Un volto che il tempo non cancella: il murales di Emanuele Riela torna a casa
A otto anni dalla tragica morte del diciannovenne Emanuele Riela, gli amici di sempre hanno ricreato l’opera cancellata durante i lavori di riqualificazione.
Gela. Il volto di Emanuele Riela ha ripreso forma. Il murales del diciannovenne scomparso otto anni fa è stato inaugurato domenica pomeriggio a Piano Notaro. C’erano i genitori, Enzo Riela e Concetta Italiano e ovviamente gli amici di sempre. Sono stati Giovanni Battista Di dio e Martin Bonanno, insieme agli altri amici storici, a realizzare il murales, cancellato mesi fa da un intervento di riqualificazione delle mura esterne del complesso scolastico di Piano Notaro.
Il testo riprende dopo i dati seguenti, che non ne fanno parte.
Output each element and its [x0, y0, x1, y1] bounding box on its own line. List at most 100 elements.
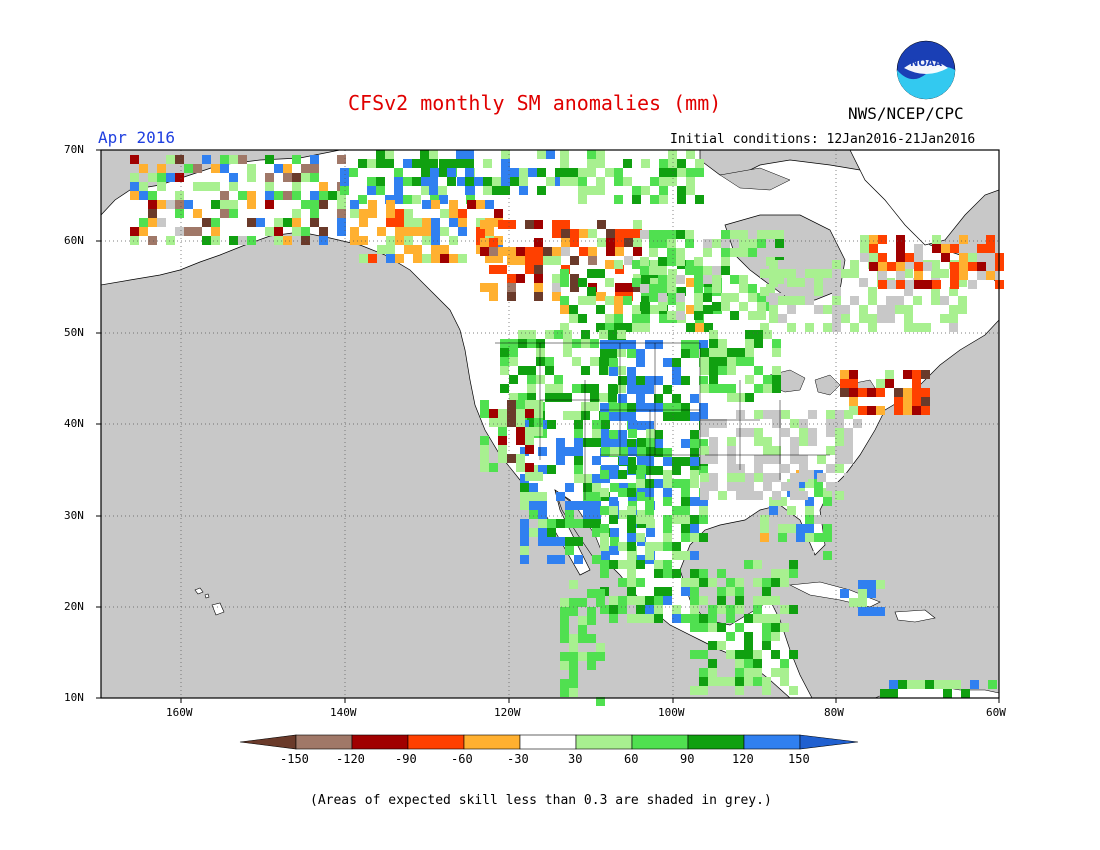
anomaly-cell — [760, 323, 769, 332]
anomaly-cell — [672, 614, 681, 623]
anomaly-cell — [636, 515, 645, 524]
anomaly-cell — [592, 483, 601, 492]
anomaly-cell — [569, 607, 578, 616]
anomaly-cell — [525, 445, 534, 454]
anomaly-cell — [699, 614, 708, 623]
anomaly-cell — [274, 191, 283, 200]
anomaly-cell — [570, 283, 579, 292]
anomaly-cell — [735, 623, 744, 632]
anomaly-cell — [413, 227, 422, 236]
anomaly-cell — [672, 479, 681, 488]
anomaly-cell — [686, 278, 695, 287]
anomaly-cell — [367, 186, 376, 195]
anomaly-cell — [760, 533, 769, 542]
anomaly-cell — [485, 254, 494, 263]
anomaly-cell — [618, 430, 627, 439]
anomaly-cell — [310, 191, 319, 200]
anomaly-cell — [744, 659, 753, 668]
anomaly-cell — [599, 393, 608, 402]
anomaly-cell — [439, 159, 448, 168]
anomaly-cell — [940, 296, 949, 305]
anomaly-cell — [672, 515, 681, 524]
anomaly-cell — [569, 679, 578, 688]
anomaly-cell — [358, 159, 367, 168]
anomaly-cell — [600, 605, 609, 614]
anomaly-cell — [658, 239, 667, 248]
anomaly-cell — [587, 150, 596, 159]
anomaly-cell — [184, 164, 193, 173]
anomaly-cell — [859, 314, 868, 323]
anomaly-cell — [757, 302, 766, 311]
anomaly-cell — [709, 473, 718, 482]
anomaly-cell — [853, 482, 862, 491]
anomaly-cell — [429, 150, 438, 159]
anomaly-cell — [636, 403, 645, 412]
lat-label-70n: 70N — [64, 143, 84, 156]
anomaly-cell — [536, 339, 545, 348]
anomaly-cell — [376, 159, 385, 168]
anomaly-cell — [712, 239, 721, 248]
anomaly-cell — [632, 278, 641, 287]
lon-label-140w: 140W — [330, 706, 357, 719]
anomaly-cell — [878, 280, 887, 289]
anomaly-cell — [754, 339, 763, 348]
anomaly-cell — [534, 418, 543, 427]
anomaly-cell — [546, 177, 555, 186]
anomaly-cell — [552, 220, 561, 229]
anomaly-cell — [587, 607, 596, 616]
anomaly-cell — [709, 330, 718, 339]
anomaly-cell — [699, 569, 708, 578]
anomaly-cell — [561, 247, 570, 256]
anomaly-cell — [536, 357, 545, 366]
anomaly-cell — [700, 491, 709, 500]
color-legend — [239, 734, 859, 750]
anomaly-cell — [520, 555, 529, 564]
anomaly-cell — [796, 278, 805, 287]
lon-label-60w: 60W — [986, 706, 1006, 719]
anomaly-cell — [637, 510, 646, 519]
anomaly-cell — [350, 209, 359, 218]
anomaly-cell — [817, 455, 826, 464]
anomaly-cell — [645, 614, 654, 623]
anomaly-cell — [377, 245, 386, 254]
anomaly-cell — [748, 293, 757, 302]
anomaly-cell — [283, 218, 292, 227]
anomaly-cell — [609, 412, 618, 421]
anomaly-cell — [590, 393, 599, 402]
anomaly-cell — [849, 379, 858, 388]
anomaly-cell — [739, 284, 748, 293]
legend-label-5: 30 — [568, 752, 583, 766]
anomaly-cell — [641, 278, 650, 287]
anomaly-cell — [592, 438, 601, 447]
anomaly-cell — [130, 227, 139, 236]
anomaly-cell — [796, 533, 805, 542]
noaa-logo: NOAA — [896, 40, 956, 100]
anomaly-cell — [570, 229, 579, 238]
anomaly-cell — [449, 236, 458, 245]
anomaly-cell — [904, 323, 913, 332]
anomaly-cell — [609, 340, 618, 349]
anomaly-cell — [753, 578, 762, 587]
anomaly-cell — [853, 473, 862, 482]
anomaly-cell — [449, 254, 458, 263]
anomaly-cell — [878, 262, 887, 271]
anomaly-cell — [527, 366, 536, 375]
anomaly-cell — [431, 218, 440, 227]
anomaly-cell — [699, 466, 708, 475]
anomaly-cell — [840, 379, 849, 388]
anomaly-cell — [636, 605, 645, 614]
anomaly-cell — [627, 569, 636, 578]
anomaly-cell — [395, 236, 404, 245]
anomaly-cell — [578, 186, 587, 195]
anomaly-cell — [618, 542, 627, 551]
anomaly-cell — [247, 173, 256, 182]
anomaly-cell — [790, 473, 799, 482]
anomaly-cell — [654, 479, 663, 488]
lat-label-50n: 50N — [64, 326, 84, 339]
anomaly-cell — [721, 239, 730, 248]
anomaly-cell — [745, 428, 754, 437]
anomaly-cell — [835, 464, 844, 473]
anomaly-cell — [609, 515, 618, 524]
anomaly-cell — [849, 598, 858, 607]
anomaly-cell — [545, 384, 554, 393]
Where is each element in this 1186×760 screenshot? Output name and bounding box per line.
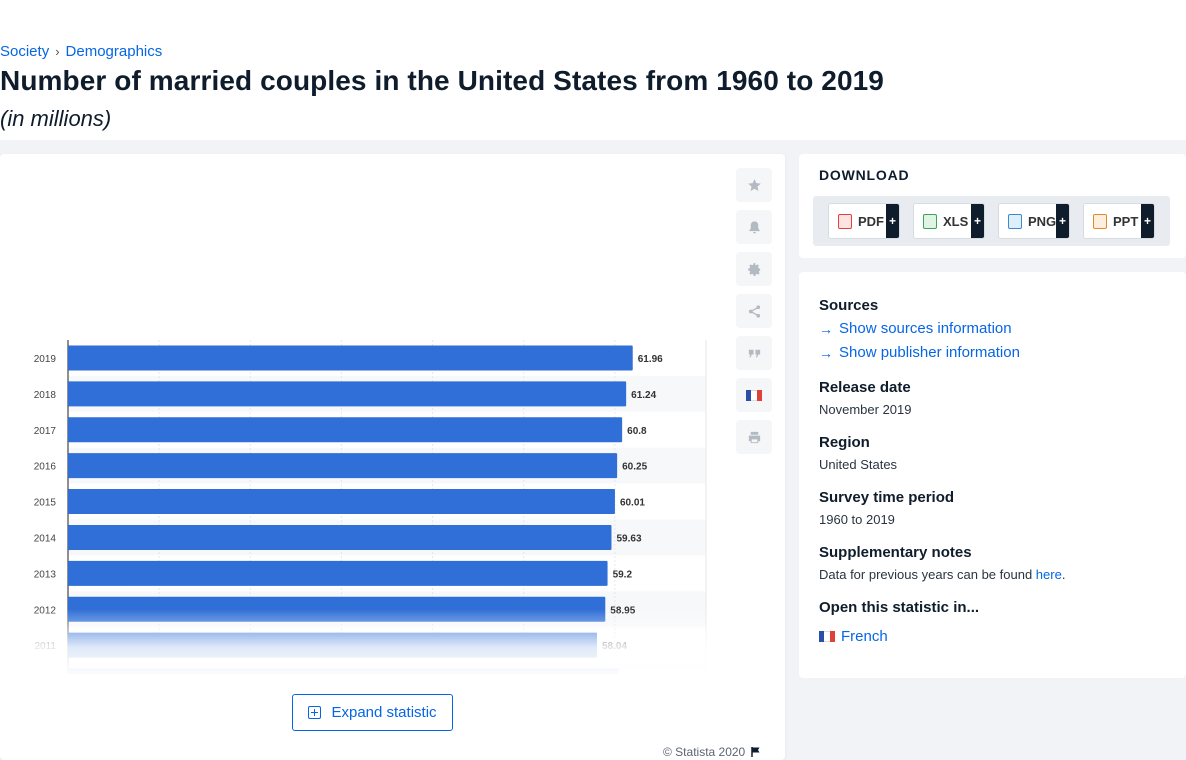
show-sources-label: Show sources information: [839, 320, 1012, 337]
bar-2014[interactable]: [68, 524, 612, 550]
xls-file-icon: [923, 213, 937, 229]
region-heading: Region: [819, 434, 870, 451]
bar-2011[interactable]: [68, 632, 597, 658]
breadcrumb: Society › Demographics: [0, 43, 162, 60]
bar-2012[interactable]: [68, 596, 606, 622]
survey-value: 1960 to 2019: [819, 512, 895, 527]
tick-label-2018: 2018: [34, 390, 57, 401]
survey-heading: Survey time period: [819, 489, 955, 506]
copyright: © Statista 2020: [663, 745, 762, 759]
chart-tools: [736, 168, 772, 462]
value-label-2011: 58.04: [602, 641, 627, 652]
bar-2015[interactable]: [68, 489, 615, 515]
open-in-french-link[interactable]: French: [819, 628, 888, 645]
flag-report-icon[interactable]: [751, 746, 762, 758]
arrow-right-icon: →: [819, 320, 833, 337]
arrow-right-icon: →: [819, 344, 833, 361]
download-ppt-plus[interactable]: +: [1141, 204, 1154, 238]
show-publisher-label: Show publisher information: [839, 344, 1020, 361]
download-pdf-button[interactable]: PDF +: [828, 203, 900, 239]
value-label-2014: 59.63: [616, 533, 641, 544]
bar-2017[interactable]: [68, 417, 623, 443]
supplementary-body: Data for previous years can be found: [819, 567, 1036, 582]
supplementary-heading: Supplementary notes: [819, 544, 972, 561]
show-sources-link[interactable]: → Show sources information: [819, 320, 1012, 337]
tick-label-2019: 2019: [34, 354, 57, 365]
breadcrumb-society[interactable]: Society: [0, 43, 50, 60]
tick-label-2011: 2011: [34, 641, 56, 652]
breadcrumb-demographics[interactable]: Demographics: [65, 43, 163, 60]
png-file-icon: [1008, 213, 1022, 229]
download-png-plus[interactable]: +: [1056, 204, 1069, 238]
value-label-2018: 61.24: [631, 390, 656, 401]
supplementary-period: .: [1061, 567, 1066, 582]
tick-label-2012: 2012: [34, 605, 57, 616]
french-flag-icon[interactable]: [736, 378, 772, 412]
download-card: DOWNLOAD PDF + XLS + PNG + PPT +: [799, 154, 1186, 258]
expand-icon: [308, 706, 322, 719]
download-png-button[interactable]: PNG +: [998, 203, 1070, 239]
release-value: November 2019: [819, 402, 912, 417]
chart-card: 2019 61.96 2018 61.24 2017 60.8 2016 60.25 2015 6…: [0, 154, 785, 760]
region-value: United States: [819, 457, 898, 472]
bar-2013[interactable]: [68, 560, 608, 586]
download-pdf-plus[interactable]: +: [886, 204, 899, 238]
expand-statistic-button[interactable]: Expand statistic: [292, 694, 453, 731]
tick-label-2014: 2014: [34, 533, 57, 544]
value-label-2017: 60.8: [627, 426, 647, 437]
release-heading: Release date: [819, 379, 911, 396]
download-xls-button[interactable]: XLS +: [913, 203, 985, 239]
download-pdf-label: PDF: [858, 213, 884, 229]
pdf-file-icon: [838, 213, 852, 229]
chart-plot: 2019 61.96 2018 61.24 2017 60.8 2016 60.25 2015 6…: [0, 154, 720, 674]
ppt-file-icon: [1093, 213, 1107, 229]
bell-icon[interactable]: [736, 210, 772, 244]
page-title: Number of married couples in the United …: [0, 65, 884, 96]
tick-label-2015: 2015: [34, 498, 57, 509]
supplementary-text: Data for previous years can be found her…: [819, 567, 1065, 582]
open-in-heading: Open this statistic in...: [819, 599, 980, 616]
expand-label: Expand statistic: [331, 704, 437, 721]
french-flag-icon: [819, 631, 835, 642]
value-label-2015: 60.01: [620, 498, 645, 509]
header-area: [0, 0, 1186, 140]
bar-chart: 2019 61.96 2018 61.24 2017 60.8 2016 60.25 2015 6…: [34, 340, 707, 674]
quote-icon[interactable]: [736, 336, 772, 370]
copyright-text: © Statista 2020: [663, 745, 746, 759]
value-label-2016: 60.25: [622, 462, 647, 473]
download-ppt-label: PPT: [1113, 213, 1139, 229]
download-png-label: PNG: [1028, 213, 1057, 229]
value-label-2013: 59.2: [613, 569, 633, 580]
download-xls-plus[interactable]: +: [971, 204, 984, 238]
open-in-french-label: French: [841, 628, 888, 645]
show-publisher-link[interactable]: → Show publisher information: [819, 344, 1020, 361]
share-icon[interactable]: [736, 294, 772, 328]
bar-2018[interactable]: [68, 381, 627, 407]
download-xls-label: XLS: [943, 213, 969, 229]
info-card: Sources → Show sources information → Sho…: [799, 272, 1186, 678]
page-subtitle: (in millions): [0, 106, 112, 131]
breadcrumb-separator: ›: [55, 44, 60, 59]
bar-2016[interactable]: [68, 453, 618, 479]
tick-label-2016: 2016: [34, 462, 57, 473]
print-icon[interactable]: [736, 420, 772, 454]
download-ppt-button[interactable]: PPT +: [1083, 203, 1155, 239]
sources-heading: Sources: [819, 297, 879, 314]
tick-label-2013: 2013: [34, 569, 57, 580]
supplementary-here-link[interactable]: here: [1035, 567, 1062, 582]
bar-2019[interactable]: [68, 345, 633, 371]
download-title: DOWNLOAD: [819, 167, 910, 183]
gear-icon[interactable]: [736, 252, 772, 286]
value-label-2019: 61.96: [638, 354, 663, 365]
tick-label-2017: 2017: [34, 426, 57, 437]
download-buttons: PDF + XLS + PNG + PPT +: [813, 196, 1170, 246]
bar-2010[interactable]: [68, 668, 619, 674]
star-icon[interactable]: [736, 168, 772, 202]
value-label-2012: 58.95: [610, 605, 635, 616]
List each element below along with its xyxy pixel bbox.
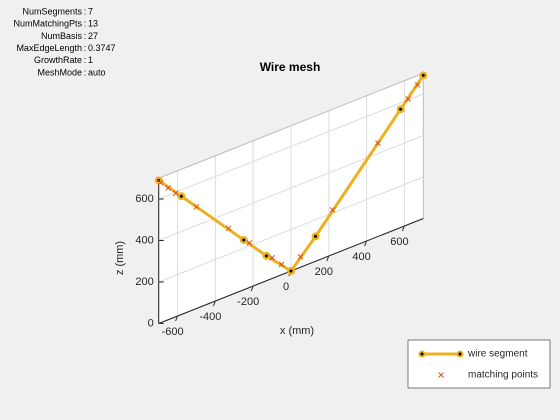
wire-vertex xyxy=(177,192,186,201)
info-value: 27 xyxy=(88,31,98,41)
x-tick-label: -200 xyxy=(237,296,259,308)
info-sep: : xyxy=(84,19,87,29)
vertex-dot xyxy=(399,107,403,111)
grid-line xyxy=(158,176,424,283)
grid-line xyxy=(158,135,424,241)
vertex-dot xyxy=(242,238,246,242)
wire-line xyxy=(157,74,425,274)
matching-point xyxy=(405,96,412,102)
z-tick-label: 400 xyxy=(135,234,153,246)
wire-vertex xyxy=(419,71,428,80)
x-tick-label: -400 xyxy=(199,311,221,323)
x-tick xyxy=(364,240,368,247)
legend-swatch xyxy=(438,372,444,378)
x-tick-label: 0 xyxy=(283,281,289,293)
x-tick xyxy=(175,315,179,322)
z-tick-label: 600 xyxy=(135,193,153,205)
x-tick-label: -600 xyxy=(162,326,184,338)
chart-title: Wire mesh xyxy=(260,60,321,74)
x-tick xyxy=(326,255,330,262)
z-axis-label: z (mm) xyxy=(114,241,126,275)
z-tick-label: 200 xyxy=(135,276,153,288)
grid-line xyxy=(158,93,424,200)
vertex-dot xyxy=(314,234,318,238)
info-sep: : xyxy=(84,31,87,41)
matching-point xyxy=(172,190,179,197)
x-tick-label: 600 xyxy=(390,236,408,248)
x-tick-label: 200 xyxy=(315,266,333,278)
x-tick-label: 400 xyxy=(352,251,370,263)
legend-marker-dot xyxy=(420,352,424,356)
wire-vertex xyxy=(287,267,295,275)
info-label: NumMatchingPts xyxy=(13,19,82,29)
wire-vertex xyxy=(262,251,271,260)
matching-point xyxy=(246,240,253,246)
vertex-dot xyxy=(289,269,293,273)
wire-vertex xyxy=(311,232,320,241)
info-value: 7 xyxy=(88,6,93,16)
matching-point xyxy=(329,207,336,213)
info-label: NumBasis xyxy=(41,31,83,41)
matching-point xyxy=(278,261,285,268)
wire-vertex xyxy=(396,105,405,114)
info-value: 13 xyxy=(88,19,98,29)
info-sep: : xyxy=(84,6,87,16)
matching-point xyxy=(165,185,172,191)
x-tick xyxy=(250,285,254,292)
info-value: 0.3747 xyxy=(88,43,116,53)
info-value: 1 xyxy=(88,55,93,65)
legend-label: wire segment xyxy=(467,349,528,360)
legend-marker-dot xyxy=(458,352,462,356)
matching-point xyxy=(269,254,275,261)
matching-point xyxy=(375,140,381,146)
info-value: auto xyxy=(88,67,106,77)
vertex-dot xyxy=(179,194,183,198)
z-tick-label: 0 xyxy=(148,317,154,329)
matching-point xyxy=(414,81,421,88)
info-label: NumSegments xyxy=(22,6,82,16)
matching-point xyxy=(157,179,164,186)
matching-point xyxy=(297,254,304,260)
info-sep: : xyxy=(84,55,87,65)
x-tick xyxy=(401,225,405,232)
info-sep: : xyxy=(84,43,87,53)
vertex-dot xyxy=(421,73,425,77)
matching-point xyxy=(193,203,200,210)
legend-label: matching points xyxy=(468,370,538,381)
info-label: MaxEdgeLength xyxy=(16,43,82,53)
legend-box xyxy=(407,339,551,389)
info-label: GrowthRate xyxy=(34,55,82,65)
x-tick xyxy=(212,300,216,307)
vertex-dot xyxy=(264,254,268,258)
wire-vertex xyxy=(239,235,248,244)
x-axis-label: x (mm) xyxy=(280,325,314,337)
info-sep: : xyxy=(84,67,87,77)
info-label: MeshMode xyxy=(37,67,82,77)
matching-point xyxy=(225,225,232,232)
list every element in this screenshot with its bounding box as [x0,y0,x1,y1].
Presente alla cerimonia anche il Sindaco Terenziano di Stefano.
Commozione e ricordi di un ragazzo splendido, tragicamente scomparso a soli 19 anni in un incidente stradale sulla Catania-Gela. Ottenute tutte le autorizzazioni, i suoi amici si sono rimessi al lavoro ed hanno realizzato un nuovo murales, che da ieri campeggia dall’alto di Piano Notaro.